Electronic – How to the number of clock cycles required to complete an instruction in a pipelined processor less than pipeline latency

assemblycomputer-architecturemicroprocessorverilogvhdl

I am not new to computer architecture but I have only academic experience with micro-architecture implementation.

I have heard and read this many times but never really bothered to understand the statement: Some instructions complete in 1 or 2 clock cycles while more complex instructions say integer or floating point complete in 2, 4, 6 clock cycles etc or load/store in 80-100 clock cycles because of slow memory.

Now I am sure most processors be it embedded or desktop have few stages of pipelines say from 5 stages upto 30 stages. So the latency for each instruction should be equal to pipeline depth or number of pipeline stages. Also, throughput of a single pipeline scalar processor can be maximum 1 IPC (Instructions per cycle). But how can some instructions finish in 1,2 or 4 clock cycles for a processor with 10 stage or 12 stage pipeline ? Can someone explain me that ?

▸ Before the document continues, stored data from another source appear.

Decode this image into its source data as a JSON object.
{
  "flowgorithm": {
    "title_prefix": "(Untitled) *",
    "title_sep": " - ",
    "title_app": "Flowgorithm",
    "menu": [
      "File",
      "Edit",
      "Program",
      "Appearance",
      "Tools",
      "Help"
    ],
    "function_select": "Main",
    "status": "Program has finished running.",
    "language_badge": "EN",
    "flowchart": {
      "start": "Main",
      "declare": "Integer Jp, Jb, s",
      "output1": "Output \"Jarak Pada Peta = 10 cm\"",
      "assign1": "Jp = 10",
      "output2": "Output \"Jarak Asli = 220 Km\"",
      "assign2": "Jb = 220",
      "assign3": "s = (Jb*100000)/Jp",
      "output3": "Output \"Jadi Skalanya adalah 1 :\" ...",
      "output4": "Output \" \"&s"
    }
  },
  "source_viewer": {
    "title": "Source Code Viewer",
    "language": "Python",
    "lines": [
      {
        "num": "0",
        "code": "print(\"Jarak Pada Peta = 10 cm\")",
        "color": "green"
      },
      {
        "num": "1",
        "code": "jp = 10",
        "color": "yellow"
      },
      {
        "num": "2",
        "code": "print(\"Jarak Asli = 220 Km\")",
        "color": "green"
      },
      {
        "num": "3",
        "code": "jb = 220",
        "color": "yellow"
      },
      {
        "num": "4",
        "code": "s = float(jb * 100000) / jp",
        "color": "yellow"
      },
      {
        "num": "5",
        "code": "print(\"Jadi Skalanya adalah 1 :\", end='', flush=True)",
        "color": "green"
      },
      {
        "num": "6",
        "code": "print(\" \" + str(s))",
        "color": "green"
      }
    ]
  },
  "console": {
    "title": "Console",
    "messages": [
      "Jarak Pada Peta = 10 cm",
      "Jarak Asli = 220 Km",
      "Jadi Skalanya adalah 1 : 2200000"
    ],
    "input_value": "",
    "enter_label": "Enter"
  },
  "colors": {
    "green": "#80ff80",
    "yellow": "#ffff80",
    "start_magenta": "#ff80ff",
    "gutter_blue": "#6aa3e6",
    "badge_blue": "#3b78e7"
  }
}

PS: Only thing I can understand is that maybe some stages are marked as a Multi-Cycle stage as is usually done during STA and timing closure. And that they are trying to say that execution of instruction takes 1cc, 2cc, 4cc etc. in that particular Multi-cycle stage ?

Best Answer

Generally, instruction execution time is measured not from when it enters the pipeline to when it leaves, but rather from the time it passes some arbitrary point in the pipeline to the time the next instruction passes that point. If no instruction takes more than e.g. 20 cycles to make its way through the pipeline, measuring the time for a sequence of instructions to pass through some arbitrary state will yield a result that's within 20 cycles of the actual time required to execute the whole sequence from start to finish. Since programmers are generally far less interested in the time to execute a single instruction, than in the time required to execute sequences containing many instructions (often thousands, if not more), they generally will only care about pipelining in cases where it can add a non-constant cost to the overall execution time (e.g. if repeated execution of an instruction sequence will add a pipeline stall each time).